Selain itu, ulama Nusantara juga terlibat aktif dalam persoalan –persoalan agama dan sosial di Tanah Air dengan meminta fatwa para mufti Mekkah. Hal ini menunjukkan bahwa komunitas Jawi selain menuntut ilmu keislaman (thalab al-ilmi) dari ulama Mekkah, juga terlibat dalam memintakan fatwa (istifta’) untuk menyelesaikan persoalan-persoalan agama dan sosial yang diperdebatkan di Nusantara, seperti kitab Muhimmah al-Nafais (Kaptein 1997a; 1995: 141-160), sebuah contoh kumpulan fatwa yang berkaitan dengan Islam di Hindia Belanda pada abad ke-19 yang dikeluarkan mufti Mekkah dari mazhab Syafi’i, Syekh Ahmad bin Zaini Dahlan (1817-1886). Terdapat tujuh kitab karyanya yang beredar di pesantren diidentifikasi sebagai karyanya (van Bruinessen 1995b: 236). Karya lain Ibnu Hajar, Tuhfah al-Muhtaj, adalah salah satu kitab yang sangat bergengsi yang dipelajari di pesantren-pesantren. Tuhfah menjadi referensi utama pengikut mazhab Syafi’i, yang dirujuk oleh ulama Hindia Belanda untuk menyelesaikan kasus-kasus yang sulit (van Bruinessen 1995b: 244-245: Jajat 2012: 134).

Tradisi dan transmisi intelektual tersebut tidak terlepas dari jasa Syekh Abdus Shamad Al-Jawi Al-Palimbani. Guru utamanya antara lain adalah Syekh Muhammad bin Abdul Karim al-Samman al-Madani (w. 1190 H/1776 M).
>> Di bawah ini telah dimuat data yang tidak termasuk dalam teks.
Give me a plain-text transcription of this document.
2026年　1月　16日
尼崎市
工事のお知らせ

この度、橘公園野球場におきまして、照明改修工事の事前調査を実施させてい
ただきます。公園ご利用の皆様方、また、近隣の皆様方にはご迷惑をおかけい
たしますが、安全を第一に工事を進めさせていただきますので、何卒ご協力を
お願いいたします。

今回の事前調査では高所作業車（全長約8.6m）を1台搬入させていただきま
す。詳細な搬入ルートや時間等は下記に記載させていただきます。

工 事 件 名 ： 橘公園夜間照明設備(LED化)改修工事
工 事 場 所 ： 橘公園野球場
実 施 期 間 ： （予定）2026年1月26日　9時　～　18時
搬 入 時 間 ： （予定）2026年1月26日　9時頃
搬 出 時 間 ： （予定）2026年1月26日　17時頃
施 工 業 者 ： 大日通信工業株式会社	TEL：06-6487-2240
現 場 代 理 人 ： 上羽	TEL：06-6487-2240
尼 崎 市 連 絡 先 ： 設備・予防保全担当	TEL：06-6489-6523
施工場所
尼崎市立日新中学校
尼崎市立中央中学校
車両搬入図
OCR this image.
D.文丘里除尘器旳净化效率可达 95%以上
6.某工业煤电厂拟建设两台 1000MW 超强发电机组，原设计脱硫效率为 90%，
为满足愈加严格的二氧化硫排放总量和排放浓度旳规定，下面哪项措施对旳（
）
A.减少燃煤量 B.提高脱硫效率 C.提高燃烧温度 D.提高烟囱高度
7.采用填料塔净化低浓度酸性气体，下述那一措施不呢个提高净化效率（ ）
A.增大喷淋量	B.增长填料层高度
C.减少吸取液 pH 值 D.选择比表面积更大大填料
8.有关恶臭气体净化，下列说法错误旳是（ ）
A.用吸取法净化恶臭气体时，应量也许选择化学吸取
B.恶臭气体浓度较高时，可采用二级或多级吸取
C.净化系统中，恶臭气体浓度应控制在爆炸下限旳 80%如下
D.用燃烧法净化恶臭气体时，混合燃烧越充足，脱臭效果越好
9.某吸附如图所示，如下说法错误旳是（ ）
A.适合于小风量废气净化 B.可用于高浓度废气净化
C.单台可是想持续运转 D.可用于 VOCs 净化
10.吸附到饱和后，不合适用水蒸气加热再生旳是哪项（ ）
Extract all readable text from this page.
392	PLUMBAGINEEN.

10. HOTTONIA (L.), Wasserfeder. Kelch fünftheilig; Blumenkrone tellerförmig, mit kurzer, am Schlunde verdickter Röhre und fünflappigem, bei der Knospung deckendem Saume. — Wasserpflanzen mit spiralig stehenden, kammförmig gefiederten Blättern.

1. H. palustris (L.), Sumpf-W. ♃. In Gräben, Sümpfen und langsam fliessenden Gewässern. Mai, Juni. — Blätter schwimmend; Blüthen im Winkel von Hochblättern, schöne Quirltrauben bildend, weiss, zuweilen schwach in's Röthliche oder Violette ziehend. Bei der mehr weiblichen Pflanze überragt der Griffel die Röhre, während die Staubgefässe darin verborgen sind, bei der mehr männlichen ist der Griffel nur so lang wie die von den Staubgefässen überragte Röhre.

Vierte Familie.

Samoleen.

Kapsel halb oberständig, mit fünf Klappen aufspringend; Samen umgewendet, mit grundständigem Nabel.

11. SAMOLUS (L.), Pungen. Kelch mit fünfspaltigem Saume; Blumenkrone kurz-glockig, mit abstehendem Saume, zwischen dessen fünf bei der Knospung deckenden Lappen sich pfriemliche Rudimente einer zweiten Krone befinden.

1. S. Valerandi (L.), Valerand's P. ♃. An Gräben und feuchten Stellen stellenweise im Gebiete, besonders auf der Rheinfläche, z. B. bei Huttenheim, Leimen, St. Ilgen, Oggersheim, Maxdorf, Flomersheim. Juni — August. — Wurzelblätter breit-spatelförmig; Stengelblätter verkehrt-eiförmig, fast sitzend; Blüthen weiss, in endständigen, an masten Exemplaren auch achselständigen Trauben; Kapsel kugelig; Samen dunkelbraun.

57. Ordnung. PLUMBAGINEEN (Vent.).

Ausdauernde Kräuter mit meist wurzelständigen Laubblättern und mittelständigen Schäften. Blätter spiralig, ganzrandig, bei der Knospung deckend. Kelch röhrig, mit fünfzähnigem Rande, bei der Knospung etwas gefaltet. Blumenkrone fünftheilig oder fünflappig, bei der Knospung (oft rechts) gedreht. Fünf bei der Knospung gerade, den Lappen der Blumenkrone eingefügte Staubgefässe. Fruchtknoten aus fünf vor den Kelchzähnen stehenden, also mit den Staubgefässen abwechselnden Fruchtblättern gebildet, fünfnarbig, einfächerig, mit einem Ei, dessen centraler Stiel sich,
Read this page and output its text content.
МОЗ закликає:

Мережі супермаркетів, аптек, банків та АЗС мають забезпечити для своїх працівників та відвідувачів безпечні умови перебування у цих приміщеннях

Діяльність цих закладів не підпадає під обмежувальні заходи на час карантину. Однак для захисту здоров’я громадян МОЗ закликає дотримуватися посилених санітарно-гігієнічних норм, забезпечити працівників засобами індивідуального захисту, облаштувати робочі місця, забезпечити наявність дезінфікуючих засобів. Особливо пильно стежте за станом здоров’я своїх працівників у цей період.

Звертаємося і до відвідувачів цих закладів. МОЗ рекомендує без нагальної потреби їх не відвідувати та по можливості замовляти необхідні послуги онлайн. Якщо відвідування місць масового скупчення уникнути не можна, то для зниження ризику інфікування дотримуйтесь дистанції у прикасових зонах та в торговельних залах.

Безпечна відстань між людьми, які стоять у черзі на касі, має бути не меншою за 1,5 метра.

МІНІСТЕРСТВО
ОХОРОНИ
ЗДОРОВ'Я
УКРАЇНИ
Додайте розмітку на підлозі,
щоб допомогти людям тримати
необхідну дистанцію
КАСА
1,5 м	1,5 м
Dan bersama Muhammad Arsyad al-Banjari, Abdul Wahab Bugis dan Abdul-Rahman Masri Al-Batawi dari Jakarta, mereka membentuk empat serangkai yang sama-sama menuntut ilmu di Makkah dan belajar tarekat di Madinah kepada Syekh Muhammad al-Samman (w. 1162 H/1749 M), juga bersama-sama dengan Dawud Al-Fatani dari Patani, Thailand Selatan. Selama belajar pada Syekh Muhammad al-Samman, Al-Palimbani dipercaya mengajar murid-murid Al-Sammani yang asli orang Arab. Al-Palimbani rnemantapkan karirnya di Haramayn (Mekkah dan Madinah) dan mencurahkan waktunya untuk menulis dan mengajar. Meski demikian dia tetap menaruh perhatian yang besar terhadap Islam dan kaum Muslimun di negeri asalnya. Di Haramayn ia terlibat dalam ‘komunitas Jawi’ yang membuatnya tetap tanggap terhadap perkembangan sosio-religius dan politik di Nusantara. Peran pentingnya tidak hanya karena keterlibatannya dalam jaringan ulama, melainkan lebih penting lagi karena tulisan-tulisannya yang tidak hanya menyebarkan ajaran-ajaran sufisme tetapi juga menghimbau kaum Muslimun melancarkan jihad melawan kolonialis Eropa, dibaca secara luas di wilayah Melayu-lndonesia. Peranan dan perhatian tersebut memantapkannya sebagai ulama asal Palembang yang paling menonjol dan paling berpengaruh melalui karya-karyanya.

Al-Palimbani berperan aktif dalam memecahkan dua persoalan pokok yang saat itu dihadapi bangsa dan tanah airnya, baik di kesultanan Palembang maupun di kepulauan Nusantara pada umumnya, yaitu menyangkut dakwah Islamiyah dan kolonialisme Barat. Karya terkenalnya adalah  Tuhfah al-Ragibin fi Sayan Haqfqah Iman al-Mukmin wa Ma Yafsiduhu fi Riddah al-Murtadin (1188). Drewes rnenyimpulkan bahwa kitab ini ditulis atas permintaan sultan Palembang, Najmuddin, atau putranya Bahauddin karena di awal kitab itu ia memang menyebutkan bahwa ia diminta seorang pembesar pada waktu itu untuk menulis kitab tersebut. Mengenai kolonialisme Barat, Al-Palimbani menulis kitab Nasihah al-Muslimin wa tazkirah al-Mu’min fi Fadail Jihad fi Sabilillah, dalam bahasa Arab, untuk menggugah semangat jihad umat Islam sedunia. Tulisannya ini sangat berpengaruh pada perjuangan kaum Muslimun dalam melawan penjajahan Belanda, baik di Palembang maupun di daerah-daerah lainnya. Hikayat Perang Sabil-nya Tengku Cik di Tiro dikabarkan juga mengutip kitab tersebut.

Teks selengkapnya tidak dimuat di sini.